For many, fashion is a game of self-expression and of power – power over ourselves, power over others’ perceptions, and power over social norms. Recently, tarot and playing cards have acted as both aesthetic and conceptual inspiration for designers who wish to draw on their associations with power dynamics and with a more modern interpretation of femininity, witchcraft, and political agency.

Just like fashion, card games are all about power shifts. Their language is deeply ingrained in our idioms; keeping your cards close to your chest, putting your cards on the table, or, like the Dolce & Gabbana Spring 2018 runway, being a queen of hearts. Their recent Queen of Hearts collection was a show all about love and feminine power. It was a way of paying homage to the brand’s aesthetic and cultural history while celebrating the classic, dynamic D&G girl; she is strong, sensual, and, most importantly, in control. As it was for Dolce & Gabbana, the use of tarot imagery in Maria Grazia Chiuri’s Dior Resort 2018 collection was a choice rooted in history and in the creator’s own beliefs. The collection, shown in the mystic Santa Monica mountains, is both a nod to his fascination with tarot and a statement on the future of the brand. A recent Vogue article by Nicole Phelps explains how the designer used specific tarot imagery to communicate the significance of the project; the death card, associated with renewal and transformation, and the Tower card, indicative of change, were reflective of a new beginning since the end of Chiuri’s three decade long collaboration with Pierpaolo Piccioli.

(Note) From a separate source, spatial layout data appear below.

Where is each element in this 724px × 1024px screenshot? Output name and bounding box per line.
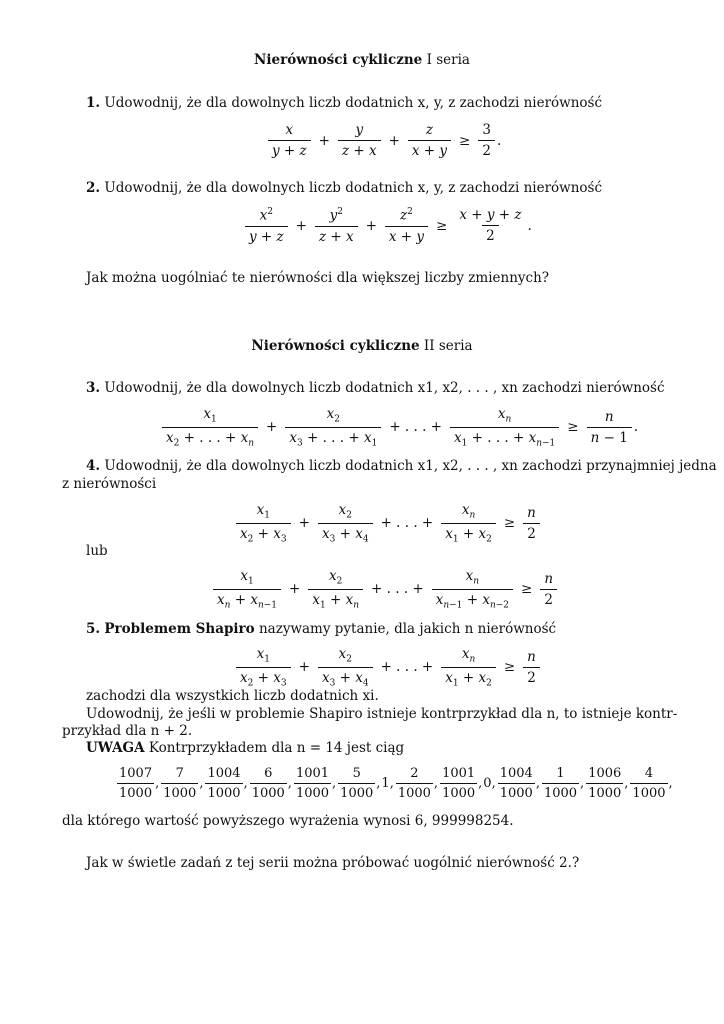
- problem-4-inequality-a: $x_1$ $x_2 + x_3$ + $\frac{x_2}{x_3 + x_4}$ + . . . + $\frac{x_n}{x_1 + x_2}$ ≥ $\frac{n}{2}$: [234, 502, 542, 544]
- sequence-term: 5 1000: [340, 766, 374, 801]
- problem-4-statement-cont: z nierówności: [62, 476, 157, 492]
- sequence-comma: ,: [389, 776, 394, 791]
- note: UWAGA Kontrprzykładem dla n = 14 jest ciąg: [86, 740, 405, 756]
- sequence-comma: ,: [199, 776, 204, 791]
- sequence-comma: ,: [332, 776, 337, 791]
- counterexample-sequence: [116, 766, 674, 801]
- problem-3-inequality: $x_1$ $x_2$ + . . . + $x_n$ + $\frac{x_2}{x_3 + . . . + x_1}$ + . . . + $\frac{x_n}{x_1 + . . . + x_{n-1}}$ ≥ $\frac{n}{n - 1}$ .: [160, 406, 638, 448]
- sequence-term: 6 1000: [251, 766, 285, 801]
- problem-4-inequality-b: $x_1$ $x_n + x_{n-1}$ + $\frac{x_2}{x_1 + x_n}$ + . . . + $\frac{x_n}{x_{n-1} + x_{n-2}}$ ≥ $\frac{n}{2}$: [211, 568, 559, 610]
- problem-1-inequality: x y + z + $\frac{y}{z + x}$ + $\frac{z}{x + y}$ ≥ $\frac{3}{2}$ .: [266, 122, 501, 159]
- sequence-comma: ,: [433, 776, 439, 791]
- sequence-comma: ,: [287, 776, 292, 791]
- problem-1-statement: 1. Udowodnij, że dla dowolnych liczb dodatnich x, y, z zachodzi nierówność: [86, 95, 603, 111]
- sequence-term: 4 1000: [632, 766, 666, 801]
- sequence-term: 2 1000: [397, 766, 431, 801]
- section-2-title: Nierówności cykliczne II seria: [251, 338, 473, 354]
- sequence-term: 1007 1000: [119, 766, 153, 801]
- problem-2-inequality: $x^2$ y + z + $\frac{y^2}{z + x}$ + $\frac{z^2}{x + y}$ ≥ $\frac{x + y + z}{2}$ .: [243, 207, 532, 245]
- problem-5-task-line2: przykład dla n + 2.: [62, 723, 193, 739]
- sequence-term: 1004 1000: [207, 766, 241, 801]
- sequence-term: 1006 1000: [588, 766, 622, 801]
- sequence-comma: ,: [535, 776, 540, 791]
- problem-2-statement: 2. Udowodnij, że dla dowolnych liczb dodatnich x, y, z zachodzi nierówność: [86, 180, 603, 196]
- generalization-question: Jak można uogólniać te nierówności dla większej liczby zmiennych?: [86, 270, 550, 286]
- problem-5-statement: 5. Problemem Shapiro nazywamy pytanie, dla jakich n nierówność: [86, 621, 557, 637]
- sequence-comma: ,: [624, 776, 629, 791]
- sequence-comma: ,: [668, 776, 673, 791]
- problem-3-statement: 3. Udowodnij, że dla dowolnych liczb dodatnich x1, x2, . . . , xn zachodzi nierówność: [86, 380, 665, 396]
- sequence-term: 0: [483, 776, 492, 791]
- sequence-term: 1: [381, 776, 390, 791]
- problem-5-task-line1: Udowodnij, że jeśli w problemie Shapiro istnieje kontrprzykład dla n, to istnieje kontr-: [86, 706, 678, 722]
- sequence-term: 1001 1000: [295, 766, 330, 801]
- sequence-term: 1001 1000: [442, 766, 476, 801]
- sequence-comma: ,: [580, 776, 585, 791]
- sequence-comma: ,: [478, 776, 483, 791]
- section-1-title: Nierówności cykliczne I seria: [254, 52, 470, 68]
- problem-5-inequality: $x_1$ $x_2 + x_3$ + $\frac{x_2}{x_3 + x_4}$ + . . . + $\frac{x_n}{x_1 + x_2}$ ≥ $\frac{n}{2}$: [234, 646, 542, 688]
- problem-5-condition: zachodzi dla wszystkich liczb dodatnich xi.: [86, 688, 379, 704]
- sequence-term: 1 1000: [543, 766, 578, 801]
- sequence-comma: ,: [155, 776, 160, 791]
- sequence-value-note: dla którego wartość powyższego wyrażenia wynosi 6, 999998254.: [62, 813, 514, 829]
- sequence-term: 1004 1000: [499, 766, 533, 801]
- final-question: Jak w świetle zadań z tej serii można próbować uogólnić nierówność 2.?: [86, 855, 580, 871]
- problem-4-statement: 4. Udowodnij, że dla dowolnych liczb dodatnich x1, x2, . . . , xn zachodzi przynajmniej jedna: [86, 458, 717, 474]
- or-label: lub: [86, 543, 108, 559]
- sequence-comma: ,: [376, 776, 381, 791]
- sequence-term: 7 1000: [163, 766, 197, 801]
- sequence-comma: ,: [491, 776, 496, 791]
- sequence-comma: ,: [243, 776, 248, 791]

The imagery on the Dior runway belonged to the Motherpeace Tarot, designed in the late ‘70s to introduce more inclusive tarot representations, and was used in collaboration with its creators, Karen Vogel and Vicki Noble. The deck, drawing on the female goddesses of indigenous peoples around the world, was innovative in its focus on matriarchal figures and on a more inclusive perception of tarot imagery. Dior’s use of it was a clear signal that times are changing.

Other designers, such as Clio Peppiatt, Alexander McQueen, and Gucci, with their evening gowns embellished with hearts pierced by daggers and recurring “FUTURE” slogans of Spring 2017, have presented collections influenced by tarot and witchcraft. And lest they leave their runway of queens without counterparts, the D&G’s Spring 2018 Men’s collection featured suits printed with images of playing cards and modified tarot prints.
Many attribute this growing fascination with card games and modern witchcraft to an increase in young, politically active women discovering these cultures online. Through its associations with witchcraft, mystery and sexual liberation, tarot has come to symbolise an awe and fear of feminine power. Modern witchcraft, and its representation in fashion, is a statement, a way for young women to reassert their political and personal agency in a Trumpian climate of hyper-masculinity.